India is allowing reserved emergency use of the AstraZeneca (LON:AZN) COVID-19 vaccine and another from the domestic firm Bharat Biotech.
The country is producing both vaccines internally. Serum Institute of India has a contract to manufacture the AstraZeneca vaccine and has stockpiled between 40 and 50 million doses.
Covaxin, the vaccine from Bharat Biotech, was the result of a collaboration with India’s National Institute of Virology.
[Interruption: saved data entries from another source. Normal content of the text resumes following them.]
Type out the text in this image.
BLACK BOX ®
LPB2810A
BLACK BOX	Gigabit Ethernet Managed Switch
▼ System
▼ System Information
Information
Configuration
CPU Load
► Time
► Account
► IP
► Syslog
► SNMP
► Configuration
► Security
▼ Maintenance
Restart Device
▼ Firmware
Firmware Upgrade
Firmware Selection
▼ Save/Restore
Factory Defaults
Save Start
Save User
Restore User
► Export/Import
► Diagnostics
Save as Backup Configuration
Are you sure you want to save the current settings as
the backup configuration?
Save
The Bharat Biotech vaccine’s approval has prompted criticism from the All India Drug Action Network, which stated it was “shocked” at the news. “Disturbingly, it appears that no efficacy data for the vaccine candidate were submitted from the Phase 3 trials that are ongoing and being conducted by Bharat Biotech and ICMR,” the organization said in a statement.
Dr. V.G. Somani, the country’s drug controller, announced the approvals at a news conference yesterday, stating that the country’s regulator, the Central Drugs Standard Control Organization, had a “careful examination” of both vaccines.
Somani also stressed that Covaxin was “safe and provides a robust immune response.”
Dr. Krishna Ella, the founder and chairman of Bharat Biotech, echoed that sentiment, explaining at a press conference that the company had performed clinical trials in more than 12 countries for the vaccine. “We are not just an Indian company — we are truly a global company,” he said.
The company has included approximately 26,000 participants in its Phase 3 clinical trials.
The Bharat Biotech vaccine, like most others, requires two doses.
The Serum Institute has also encountered delays when producing the AstraZeneca vaccine. It had committed to making 400 million doses by the end of 2020, but to date has produced 350 million less than that.
In addition to supplying India, the organization also plans on manufacturing vaccines for developing nations.